Geleceğimiz olan çocuklarımıza örnek teşkil edecek diziler, hatta çocuk dizileri, el becerileri ve onlara bir hobi alışkanlığı kazandıracak programlar, bu yarışma olabilir, eğitim amaçlı olabilir, müzik, resim ,güzel sanatların her dalında çocuklarımıza örnek olabilecek ,sevdirecek programlar üretilebilir.Biraz internet ve cep telefonlarından uzaklaştırmak iyi gelir onlara, sosyalleşirler.

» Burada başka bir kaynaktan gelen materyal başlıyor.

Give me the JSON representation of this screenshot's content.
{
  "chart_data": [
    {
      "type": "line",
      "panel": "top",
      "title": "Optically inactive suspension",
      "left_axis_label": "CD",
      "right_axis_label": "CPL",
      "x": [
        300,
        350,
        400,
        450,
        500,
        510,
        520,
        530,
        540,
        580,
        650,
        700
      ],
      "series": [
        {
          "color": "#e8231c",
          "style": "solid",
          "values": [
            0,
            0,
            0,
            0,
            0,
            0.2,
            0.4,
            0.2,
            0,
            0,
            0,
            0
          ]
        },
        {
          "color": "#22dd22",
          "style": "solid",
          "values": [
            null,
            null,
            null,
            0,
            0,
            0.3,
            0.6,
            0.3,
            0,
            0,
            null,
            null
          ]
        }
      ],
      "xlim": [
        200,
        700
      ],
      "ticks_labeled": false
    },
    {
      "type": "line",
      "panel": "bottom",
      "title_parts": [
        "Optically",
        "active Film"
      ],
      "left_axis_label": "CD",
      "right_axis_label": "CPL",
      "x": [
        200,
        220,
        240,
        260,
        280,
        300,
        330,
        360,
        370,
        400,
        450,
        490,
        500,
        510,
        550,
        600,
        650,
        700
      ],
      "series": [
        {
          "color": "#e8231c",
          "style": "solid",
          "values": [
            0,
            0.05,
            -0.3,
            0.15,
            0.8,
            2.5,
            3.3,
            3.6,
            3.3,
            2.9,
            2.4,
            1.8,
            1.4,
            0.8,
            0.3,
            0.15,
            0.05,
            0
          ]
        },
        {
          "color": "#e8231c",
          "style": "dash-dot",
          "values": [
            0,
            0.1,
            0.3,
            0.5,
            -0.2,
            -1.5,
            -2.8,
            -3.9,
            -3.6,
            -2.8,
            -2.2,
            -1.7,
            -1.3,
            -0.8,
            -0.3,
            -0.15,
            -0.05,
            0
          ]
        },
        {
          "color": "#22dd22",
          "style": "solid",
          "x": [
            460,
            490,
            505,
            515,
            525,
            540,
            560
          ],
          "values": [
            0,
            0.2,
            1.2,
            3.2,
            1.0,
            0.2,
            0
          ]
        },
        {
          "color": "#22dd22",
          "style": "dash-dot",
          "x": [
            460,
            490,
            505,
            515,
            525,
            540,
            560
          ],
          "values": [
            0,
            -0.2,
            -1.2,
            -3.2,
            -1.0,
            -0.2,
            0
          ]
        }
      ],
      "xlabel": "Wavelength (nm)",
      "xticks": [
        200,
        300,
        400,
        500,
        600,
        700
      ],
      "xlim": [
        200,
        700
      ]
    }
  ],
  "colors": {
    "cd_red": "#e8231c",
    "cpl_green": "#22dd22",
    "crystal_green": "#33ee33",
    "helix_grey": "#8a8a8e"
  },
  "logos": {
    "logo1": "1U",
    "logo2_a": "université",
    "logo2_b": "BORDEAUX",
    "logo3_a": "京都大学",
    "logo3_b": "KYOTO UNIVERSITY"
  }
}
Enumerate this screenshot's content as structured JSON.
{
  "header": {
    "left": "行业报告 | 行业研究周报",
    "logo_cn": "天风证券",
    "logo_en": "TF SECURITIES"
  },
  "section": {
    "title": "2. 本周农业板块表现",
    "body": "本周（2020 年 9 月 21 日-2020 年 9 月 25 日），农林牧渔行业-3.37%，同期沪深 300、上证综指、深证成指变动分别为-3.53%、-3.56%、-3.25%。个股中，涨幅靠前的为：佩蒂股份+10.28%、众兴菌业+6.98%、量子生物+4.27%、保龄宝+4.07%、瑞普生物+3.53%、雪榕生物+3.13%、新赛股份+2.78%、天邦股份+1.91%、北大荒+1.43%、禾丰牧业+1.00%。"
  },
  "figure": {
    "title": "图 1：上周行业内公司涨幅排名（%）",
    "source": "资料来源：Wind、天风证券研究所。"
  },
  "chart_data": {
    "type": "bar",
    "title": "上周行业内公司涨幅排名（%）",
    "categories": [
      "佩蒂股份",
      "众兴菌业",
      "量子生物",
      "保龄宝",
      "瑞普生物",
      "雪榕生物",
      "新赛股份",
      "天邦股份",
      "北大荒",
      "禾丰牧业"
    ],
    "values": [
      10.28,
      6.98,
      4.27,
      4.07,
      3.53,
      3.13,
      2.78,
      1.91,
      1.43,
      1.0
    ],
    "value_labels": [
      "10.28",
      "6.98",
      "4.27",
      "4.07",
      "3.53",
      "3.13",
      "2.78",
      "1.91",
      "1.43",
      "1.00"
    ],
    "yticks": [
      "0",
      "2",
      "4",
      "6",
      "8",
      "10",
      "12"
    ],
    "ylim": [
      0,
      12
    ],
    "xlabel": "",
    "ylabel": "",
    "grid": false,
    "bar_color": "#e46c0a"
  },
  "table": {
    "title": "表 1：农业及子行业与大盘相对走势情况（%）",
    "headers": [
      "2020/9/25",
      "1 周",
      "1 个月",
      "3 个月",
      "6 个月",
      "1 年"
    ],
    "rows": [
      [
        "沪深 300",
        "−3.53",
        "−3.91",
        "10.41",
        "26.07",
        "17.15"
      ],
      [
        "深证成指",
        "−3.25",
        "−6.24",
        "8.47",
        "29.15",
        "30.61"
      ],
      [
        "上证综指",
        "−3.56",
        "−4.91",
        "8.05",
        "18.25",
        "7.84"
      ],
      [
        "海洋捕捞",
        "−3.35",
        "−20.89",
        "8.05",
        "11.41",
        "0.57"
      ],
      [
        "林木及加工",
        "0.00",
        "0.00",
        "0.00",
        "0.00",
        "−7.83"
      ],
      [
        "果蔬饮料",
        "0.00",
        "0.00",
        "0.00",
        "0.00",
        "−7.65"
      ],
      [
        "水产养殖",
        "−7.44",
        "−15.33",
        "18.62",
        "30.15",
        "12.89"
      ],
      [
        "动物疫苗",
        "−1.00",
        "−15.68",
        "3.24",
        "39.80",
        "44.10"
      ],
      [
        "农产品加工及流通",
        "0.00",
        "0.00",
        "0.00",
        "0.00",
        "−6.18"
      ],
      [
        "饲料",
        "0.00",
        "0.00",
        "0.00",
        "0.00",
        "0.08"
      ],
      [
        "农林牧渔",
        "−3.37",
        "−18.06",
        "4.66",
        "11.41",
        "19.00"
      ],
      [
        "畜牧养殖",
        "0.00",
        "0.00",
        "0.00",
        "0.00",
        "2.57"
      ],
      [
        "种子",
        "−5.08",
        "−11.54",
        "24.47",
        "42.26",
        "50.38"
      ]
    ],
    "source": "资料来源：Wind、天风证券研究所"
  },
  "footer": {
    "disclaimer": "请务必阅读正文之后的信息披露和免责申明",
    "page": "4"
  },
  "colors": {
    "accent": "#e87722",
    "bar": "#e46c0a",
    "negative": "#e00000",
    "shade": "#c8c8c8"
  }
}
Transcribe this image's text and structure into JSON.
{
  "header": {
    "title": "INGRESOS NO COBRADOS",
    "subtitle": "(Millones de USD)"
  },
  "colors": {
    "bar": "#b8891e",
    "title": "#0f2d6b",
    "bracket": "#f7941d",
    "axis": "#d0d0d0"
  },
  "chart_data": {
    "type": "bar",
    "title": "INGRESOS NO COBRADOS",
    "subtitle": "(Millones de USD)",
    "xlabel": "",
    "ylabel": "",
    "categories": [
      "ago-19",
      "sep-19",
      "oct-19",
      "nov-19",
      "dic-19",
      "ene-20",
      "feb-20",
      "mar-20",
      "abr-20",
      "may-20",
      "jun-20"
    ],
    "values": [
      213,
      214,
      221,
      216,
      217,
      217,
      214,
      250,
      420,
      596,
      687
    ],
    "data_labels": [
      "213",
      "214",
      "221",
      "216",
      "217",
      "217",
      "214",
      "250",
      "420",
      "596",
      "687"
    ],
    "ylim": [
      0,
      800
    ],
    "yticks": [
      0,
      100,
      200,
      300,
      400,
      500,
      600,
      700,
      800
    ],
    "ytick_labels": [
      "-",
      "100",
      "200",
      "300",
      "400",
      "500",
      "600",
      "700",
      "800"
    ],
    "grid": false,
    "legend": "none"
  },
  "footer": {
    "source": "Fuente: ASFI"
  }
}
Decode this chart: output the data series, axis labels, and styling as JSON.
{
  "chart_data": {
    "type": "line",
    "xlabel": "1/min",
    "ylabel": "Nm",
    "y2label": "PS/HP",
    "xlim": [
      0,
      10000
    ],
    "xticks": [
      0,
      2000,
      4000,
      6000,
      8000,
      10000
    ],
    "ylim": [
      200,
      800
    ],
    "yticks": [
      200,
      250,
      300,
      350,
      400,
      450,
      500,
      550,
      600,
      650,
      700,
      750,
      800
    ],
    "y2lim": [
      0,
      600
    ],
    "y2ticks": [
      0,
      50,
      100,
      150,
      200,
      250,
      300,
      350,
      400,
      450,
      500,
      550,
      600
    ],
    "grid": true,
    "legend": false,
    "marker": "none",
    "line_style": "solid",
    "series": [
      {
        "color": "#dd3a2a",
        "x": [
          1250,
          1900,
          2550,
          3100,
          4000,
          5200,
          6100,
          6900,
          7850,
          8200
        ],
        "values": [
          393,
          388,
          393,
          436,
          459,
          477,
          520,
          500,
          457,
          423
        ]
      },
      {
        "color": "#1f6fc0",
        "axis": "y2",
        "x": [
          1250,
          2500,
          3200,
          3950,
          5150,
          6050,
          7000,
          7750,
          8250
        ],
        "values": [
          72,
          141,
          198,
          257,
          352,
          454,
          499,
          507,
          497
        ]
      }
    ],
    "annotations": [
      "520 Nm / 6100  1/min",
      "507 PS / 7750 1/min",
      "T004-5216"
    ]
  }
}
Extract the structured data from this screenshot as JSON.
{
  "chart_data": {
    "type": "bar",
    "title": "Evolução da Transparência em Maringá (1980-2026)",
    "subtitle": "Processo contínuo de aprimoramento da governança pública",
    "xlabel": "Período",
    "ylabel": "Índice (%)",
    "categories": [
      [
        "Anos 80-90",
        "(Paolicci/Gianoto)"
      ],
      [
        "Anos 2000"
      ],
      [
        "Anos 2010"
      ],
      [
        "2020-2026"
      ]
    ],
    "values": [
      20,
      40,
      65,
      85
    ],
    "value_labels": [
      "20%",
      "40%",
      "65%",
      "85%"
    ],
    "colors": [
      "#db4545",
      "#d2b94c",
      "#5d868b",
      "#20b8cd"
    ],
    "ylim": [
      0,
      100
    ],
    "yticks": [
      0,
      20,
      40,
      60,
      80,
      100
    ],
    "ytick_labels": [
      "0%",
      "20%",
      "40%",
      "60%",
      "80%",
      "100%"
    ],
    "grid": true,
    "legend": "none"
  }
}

Bir de özellikle Türkçe dersi televizyon programlarında kesinlikle yer almalı, dilimiz gittikçe yozlaşıyor interneti kötü kullandıkça dilimiz yabancılaşıyor ve anlamsız ,argo yeni bir dil ürüyor.Gençler Türkçe bilmiyor.Yazışırken bile kısaltılmış, sesli harfleri kullanmadan yeni bir konuşma ve yazma dili türüyor.
Müzik programları, şu an sadece TRT Müzik yapıyor bu programı çoğu da banttan yayınlanıyor, yenilerini yapmak çok mu zor acaba?
Evlilik ,kaynana, gelin, yemek programlarını kaldırın reyting gelsin diye yalandan insanları kavga ettirip, komik durumlara düşmeyin.
Ciddi sağlık programları, bilgi yarışmaları, ülkemizin her taşını toprağını öğretip, bilgilendirecek belgeselleri yayınlayın da insanlar ülkesini tanısın.Dizide giyilen kıyafetlerin markasını merak edene kadar Ağrı Dağı neredeymiş, Van Gölü en büyük gölümüz müymüş ,Batman’ın güzel ve tarihi ilçesi Hasankeyf sular altında mı kalıyormuş, Urfa’da Göbeklitepe de neler bulunmuş, nasıl yapılarmış öğrensin.
Osmanlı hanedanını özendirmeyin, harem hayatı, kölelik, sultanlık bunlar özenilecek şeyler değil.Osmanlı’yı ancak şöyle övebilirsiniz…Başa geçen padişahlar, o da en güçlüleri Osmanlı topraklarını alabildiğine genişletmiş ve bir çok ülkenin sahibi olmuş.Keşke sefahat içinde yaşayanlar o toprakları kaybetmeselermiş de biz de ülke olarak dünya devletlerine kafa tutabilseydik.
Televizyon, üzerinde yaşadığı ülkenin ve dünya devletlerinin beşikten ölüme kadar görsel ve işitsel olarak bireylerin haber alma, bilgi alma özgürlüğüne dayanan ve faydalı olması beklenen renkli bir kutu.
Diziler renkli ama hayat siyah beyaz…
Uyanın ve memlekette neler oluyor ona odaklanın.